Time: 4 hours one-way to Ouray; 6 to 8 hours Roundtrip combined with a stop in Ouray and a return trip via Ophir Pass; or 3 hours roundtrip to Tomboy Mine and back to Telluride.  

A scenic and fun 4-wheeling adventure over the 2nd highest drivable mountain pass in Colorado at 13,114 feet above sea level. 

If you are short on time or just want to skip the most challenging parts of the trail, enjoy a moderate 4-wheel-drive excursion to the Tomboy Mine and back. At a casual pace, this takes 3 hours roundtrip.

The most challenging part is between the summit and Upper Camp Bird on the Ouray side of the mountain. The road has a few very steep sections, though, thankfully, not at the same time that it is ledgy and narrow. There is a blind switchback just above Upper Camp Bird where it is important to stop, look and listen for a few minutes before proceeding, just in case someone is coming around the next bend where there is no room to pass. The vehicle coming uphill has the right of way.

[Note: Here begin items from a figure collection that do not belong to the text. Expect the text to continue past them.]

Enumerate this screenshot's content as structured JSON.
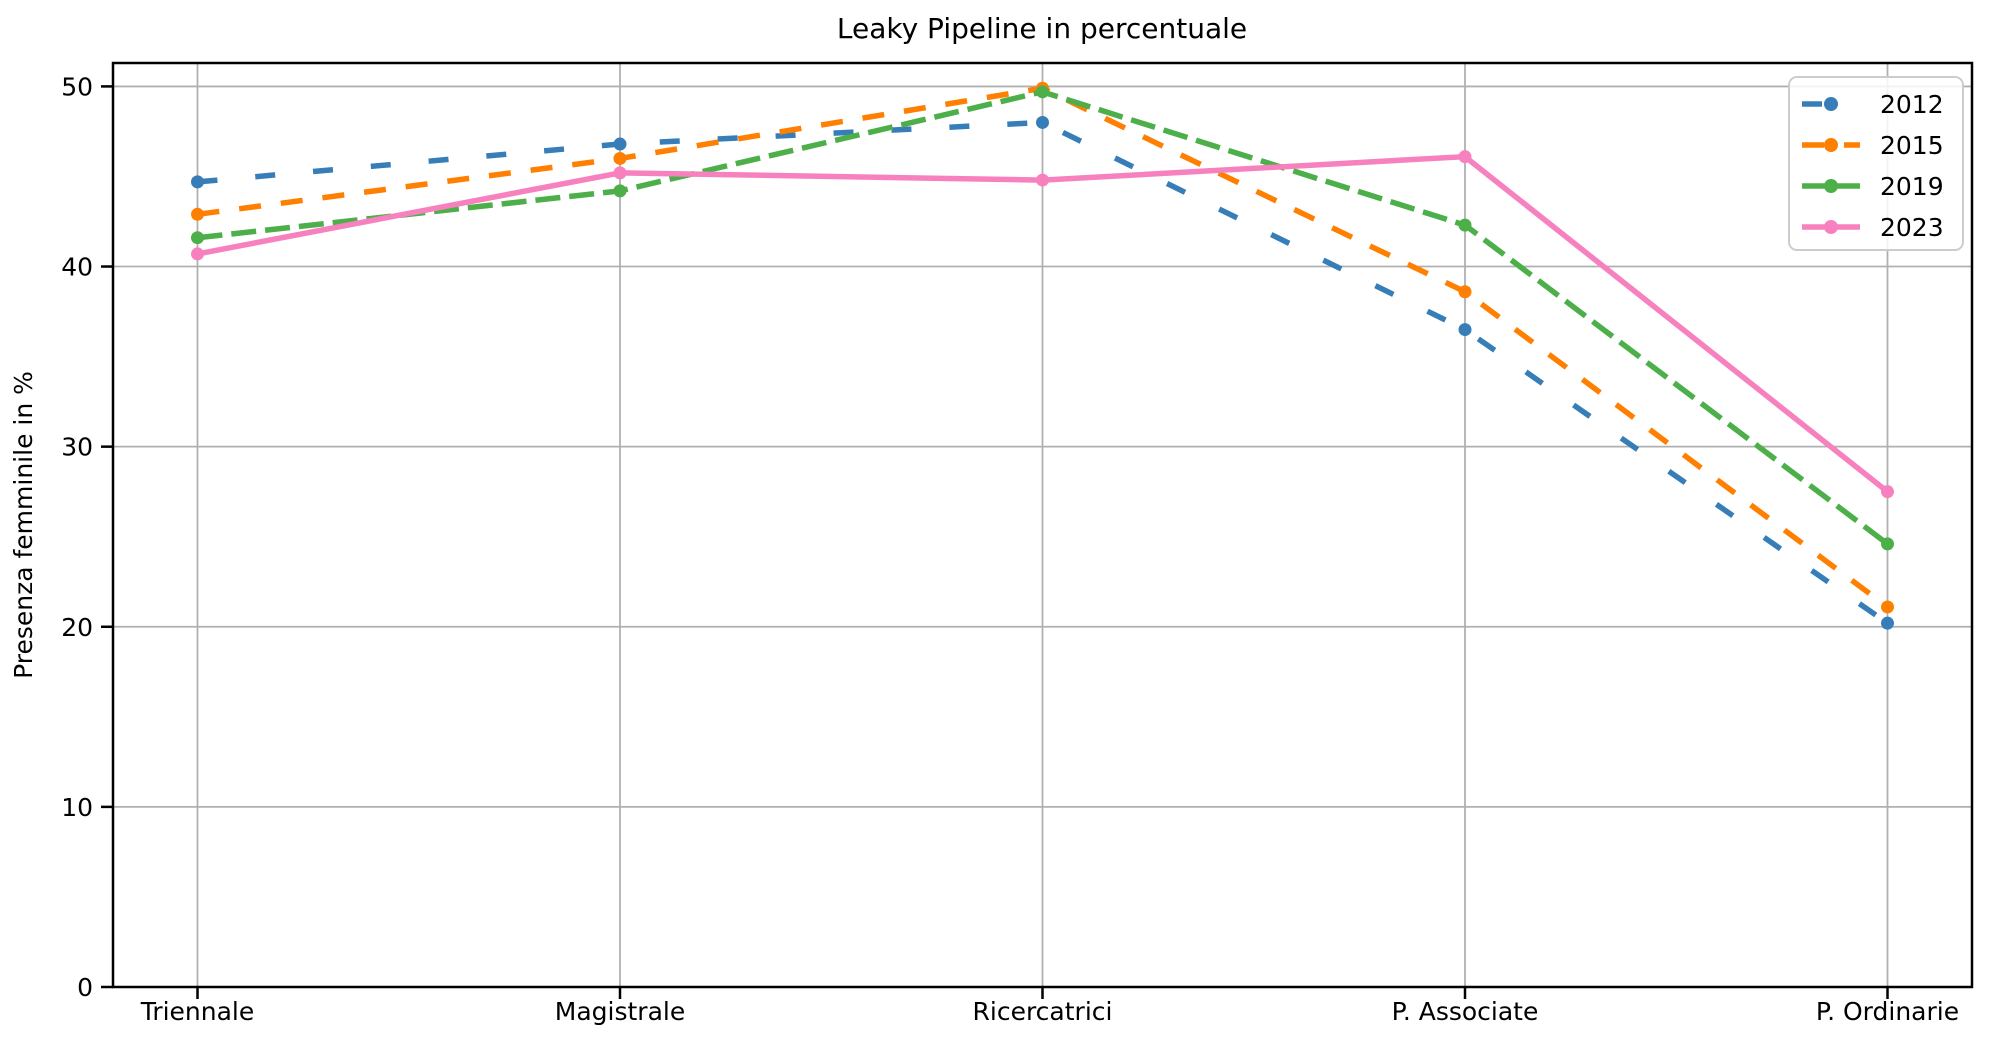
{
  "chart_data": {
    "type": "line",
    "title": "Leaky Pipeline in percentuale",
    "xlabel": "",
    "ylabel": "Presenza femminile in %",
    "categories": [
      "Triennale",
      "Magistrale",
      "Ricercatrici",
      "P. Associate",
      "P. Ordinarie"
    ],
    "series": [
      {
        "name": "2012",
        "color": "#377eb8",
        "line_style": "dashed",
        "dash_pattern": "20 38",
        "marker": "circle",
        "values": [
          44.7,
          46.8,
          48.0,
          36.5,
          20.2
        ]
      },
      {
        "name": "2015",
        "color": "#ff7f00",
        "line_style": "dashed",
        "dash_pattern": "22 20",
        "marker": "circle",
        "values": [
          42.9,
          46.0,
          49.9,
          38.6,
          21.1
        ]
      },
      {
        "name": "2019",
        "color": "#4daf4a",
        "line_style": "dashed",
        "dash_pattern": "25 9",
        "marker": "circle",
        "values": [
          41.6,
          44.2,
          49.7,
          42.3,
          24.6
        ]
      },
      {
        "name": "2023",
        "color": "#f781bf",
        "line_style": "solid",
        "dash_pattern": "",
        "marker": "circle",
        "values": [
          40.7,
          45.2,
          44.8,
          46.1,
          27.5
        ]
      }
    ],
    "ylim": [
      0,
      51.3
    ],
    "yticks": [
      0,
      10,
      20,
      30,
      40,
      50
    ],
    "grid": true,
    "legend": {
      "position": "upper right",
      "entries": [
        "2012",
        "2015",
        "2019",
        "2023"
      ]
    },
    "colors": {
      "grid": "#b0b0b0",
      "spine": "#000000",
      "text": "#000000",
      "background": "#ffffff",
      "legend_border": "#cccccc",
      "legend_background": "#ffffff"
    }
  }
}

Those who take the whole trip to Ouray usually opt to return via the scenic Ophir Pass (see below). 

Ophir Pass
Trail Rating: Easy to Moderate

Time: 2 hours--One-way to Ouray; 2 hours—roundtrip to the summit and back to Telluride

This is one of the most photographed trails in all of Colorado, with gorgeous aspens, lush pine forests, the spectacular Silver Mountains (they’re red!) and views of some of the 14ers.

Easy, semi-maintained road on the Ouray side of the hill, with the moderate section being the top two miles between the summit and the town of Ophir on the Telluride side of the mountain. There is one tight switchback, followed by a narrow ledge road with few options for passing. Good visibility to see if someone is coming the other way, so stop and look at the switchback. 

Last Dollar Road
Trail Rating: Easy, though not recommended in wet weather.

Time: 2 to 3 hours one-way Telluride to Ouray.        

Extremely scenic, easy trail. This road does not require 4wd in dry conditions but can be very slippery when saturated, even with 4wd. Combine with Ophir for an easy loop from Telluride to Ouray and back again. Great for fall color, too!